To Fennigan’s left, Jax was a whirlwind of lethal precision. The second scavenger swung a heavy iron pipe, but Jax moved like water, flowing under the strike. He caught the man’s lead wrist in a grip that could crush granite, twisting the arm until the radius snapped. As the man let out a strangled cry, Jax drove a knee into his solar plexus, followed by a swift, calculated joint lock that sent the scavenger screaming to his knees, his shoulder popping out of its socket with a dull thud.
"Wrong night, boys," Jax hissed, his eyes bleeding into a dangerous, rhythmic amber that cut through the dark.
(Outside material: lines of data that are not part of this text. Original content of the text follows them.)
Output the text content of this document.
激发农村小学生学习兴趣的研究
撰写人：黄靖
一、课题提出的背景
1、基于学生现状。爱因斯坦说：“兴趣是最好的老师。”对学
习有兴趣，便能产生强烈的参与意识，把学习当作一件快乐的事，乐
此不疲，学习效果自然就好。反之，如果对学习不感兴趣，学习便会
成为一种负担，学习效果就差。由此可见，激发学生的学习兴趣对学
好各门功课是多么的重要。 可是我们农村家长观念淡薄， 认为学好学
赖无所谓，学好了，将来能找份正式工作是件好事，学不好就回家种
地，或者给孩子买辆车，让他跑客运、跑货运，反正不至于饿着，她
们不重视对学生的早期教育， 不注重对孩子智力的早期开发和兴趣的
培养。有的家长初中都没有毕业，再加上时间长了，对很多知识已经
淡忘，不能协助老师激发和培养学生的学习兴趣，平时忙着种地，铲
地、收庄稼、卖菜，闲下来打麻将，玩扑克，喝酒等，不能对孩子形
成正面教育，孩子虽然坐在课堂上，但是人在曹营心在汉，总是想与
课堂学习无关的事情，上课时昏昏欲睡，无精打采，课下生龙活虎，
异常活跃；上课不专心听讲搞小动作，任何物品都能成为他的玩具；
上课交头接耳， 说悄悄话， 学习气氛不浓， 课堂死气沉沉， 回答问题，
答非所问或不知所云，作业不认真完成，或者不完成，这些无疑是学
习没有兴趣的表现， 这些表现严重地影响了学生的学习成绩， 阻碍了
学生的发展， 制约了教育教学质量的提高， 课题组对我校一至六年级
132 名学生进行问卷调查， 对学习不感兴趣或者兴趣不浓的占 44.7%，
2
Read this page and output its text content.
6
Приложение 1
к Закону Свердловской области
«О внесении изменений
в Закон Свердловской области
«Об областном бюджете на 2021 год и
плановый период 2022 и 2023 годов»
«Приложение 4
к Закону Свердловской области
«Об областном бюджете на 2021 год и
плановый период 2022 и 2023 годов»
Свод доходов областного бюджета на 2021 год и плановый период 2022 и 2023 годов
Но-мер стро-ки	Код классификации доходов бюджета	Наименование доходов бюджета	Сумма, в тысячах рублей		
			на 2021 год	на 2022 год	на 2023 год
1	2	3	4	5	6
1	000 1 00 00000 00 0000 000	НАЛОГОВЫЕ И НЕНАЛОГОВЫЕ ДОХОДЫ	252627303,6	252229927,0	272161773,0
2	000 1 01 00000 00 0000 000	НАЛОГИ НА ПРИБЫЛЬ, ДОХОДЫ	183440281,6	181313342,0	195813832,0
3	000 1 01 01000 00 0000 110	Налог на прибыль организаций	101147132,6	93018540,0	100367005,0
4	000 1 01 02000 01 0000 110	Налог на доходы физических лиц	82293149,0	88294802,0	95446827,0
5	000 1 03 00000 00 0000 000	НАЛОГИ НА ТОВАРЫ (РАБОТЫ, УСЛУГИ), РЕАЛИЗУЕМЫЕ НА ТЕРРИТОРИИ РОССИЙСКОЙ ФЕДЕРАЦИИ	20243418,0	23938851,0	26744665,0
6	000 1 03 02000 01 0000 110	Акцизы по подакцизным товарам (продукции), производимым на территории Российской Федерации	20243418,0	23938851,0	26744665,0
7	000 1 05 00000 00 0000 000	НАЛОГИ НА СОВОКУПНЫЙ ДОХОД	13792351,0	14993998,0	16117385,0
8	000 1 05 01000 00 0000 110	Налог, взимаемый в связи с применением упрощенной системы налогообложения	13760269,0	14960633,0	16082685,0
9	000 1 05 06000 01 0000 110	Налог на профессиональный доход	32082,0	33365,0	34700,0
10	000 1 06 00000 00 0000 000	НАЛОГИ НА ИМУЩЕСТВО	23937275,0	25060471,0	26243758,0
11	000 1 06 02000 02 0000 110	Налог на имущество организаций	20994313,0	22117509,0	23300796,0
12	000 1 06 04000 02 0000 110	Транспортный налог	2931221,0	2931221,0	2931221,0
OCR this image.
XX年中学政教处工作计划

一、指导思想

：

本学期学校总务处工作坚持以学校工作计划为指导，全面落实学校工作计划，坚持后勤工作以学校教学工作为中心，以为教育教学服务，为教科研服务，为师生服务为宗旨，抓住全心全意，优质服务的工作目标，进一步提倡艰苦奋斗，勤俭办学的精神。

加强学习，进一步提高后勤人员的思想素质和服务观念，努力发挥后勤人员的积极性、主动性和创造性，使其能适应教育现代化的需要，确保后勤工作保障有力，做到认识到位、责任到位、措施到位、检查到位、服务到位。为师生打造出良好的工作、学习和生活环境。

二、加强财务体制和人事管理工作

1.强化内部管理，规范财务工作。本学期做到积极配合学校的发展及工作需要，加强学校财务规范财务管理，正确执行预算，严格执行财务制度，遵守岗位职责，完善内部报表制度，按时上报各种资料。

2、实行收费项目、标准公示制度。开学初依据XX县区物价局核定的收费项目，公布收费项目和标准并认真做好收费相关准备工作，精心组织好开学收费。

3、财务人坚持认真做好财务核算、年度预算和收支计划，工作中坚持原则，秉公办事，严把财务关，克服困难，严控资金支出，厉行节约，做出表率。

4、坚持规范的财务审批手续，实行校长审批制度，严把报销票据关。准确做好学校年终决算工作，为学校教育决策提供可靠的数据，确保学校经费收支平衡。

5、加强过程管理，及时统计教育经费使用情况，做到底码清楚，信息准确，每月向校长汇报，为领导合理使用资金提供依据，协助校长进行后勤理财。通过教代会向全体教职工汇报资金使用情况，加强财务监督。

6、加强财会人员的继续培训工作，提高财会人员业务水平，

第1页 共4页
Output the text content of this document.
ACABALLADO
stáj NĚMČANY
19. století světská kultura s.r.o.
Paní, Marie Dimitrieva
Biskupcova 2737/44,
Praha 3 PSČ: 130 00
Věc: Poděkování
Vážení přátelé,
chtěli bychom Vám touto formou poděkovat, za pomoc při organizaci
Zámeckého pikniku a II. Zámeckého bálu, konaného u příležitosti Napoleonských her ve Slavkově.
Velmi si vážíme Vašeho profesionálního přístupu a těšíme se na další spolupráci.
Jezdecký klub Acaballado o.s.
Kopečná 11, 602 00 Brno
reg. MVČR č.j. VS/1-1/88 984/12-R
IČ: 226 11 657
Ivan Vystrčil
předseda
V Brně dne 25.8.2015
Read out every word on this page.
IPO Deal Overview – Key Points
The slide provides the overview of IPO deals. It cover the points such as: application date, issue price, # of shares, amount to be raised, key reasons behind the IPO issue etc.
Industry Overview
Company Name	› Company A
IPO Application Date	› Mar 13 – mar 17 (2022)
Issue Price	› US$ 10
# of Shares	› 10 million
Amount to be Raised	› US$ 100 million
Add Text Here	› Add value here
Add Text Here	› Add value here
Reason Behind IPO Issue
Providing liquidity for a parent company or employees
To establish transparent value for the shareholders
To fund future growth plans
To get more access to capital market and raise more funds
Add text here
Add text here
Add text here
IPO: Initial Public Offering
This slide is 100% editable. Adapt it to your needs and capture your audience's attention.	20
The third scavenger lunged at Fennigan from behind, swinging a length of rusted chain. Without looking, Fennigan caught the chain mid-air, the metal links biting into his palm. He didn't flinch. With a savage jerk, he hauled the man forward, meeting him halfway with a devastating elbow to the temple. The man crumpled like a puppet with cut strings.
The fourth scavenger, a younger man who had stayed back to watch the "easy score," stood frozen. He looked at his three companions—one unconscious, one sobbing over a ruined arm, and the third a heap of dead weight—and then he looked at Fennigan. The Alpha’s eyes weren't just glowing; they were burning with a white-hot intensity that promised a slow, agonizing end.
The kid didn't wait for a second invitation. He dropped his weapon—a pathetic, dull shiv—and turned, his boots slapping frantically against the wet pavement as he vanished into the labyrinth of shipping containers.
Fennigan didn't give him a second glance. He simply wiped a smudge of the lead scavenger's blood off his knuckle onto his tactical pants.
"Amateurs," Fennigan grunted, his voice a low, gravelly rumble. He adjusted the strap of the pack containing the drives, his gaze already shifting toward the "Iron Sump." "Let's move. We're late, and the air in this place is starting to make my skin crawl."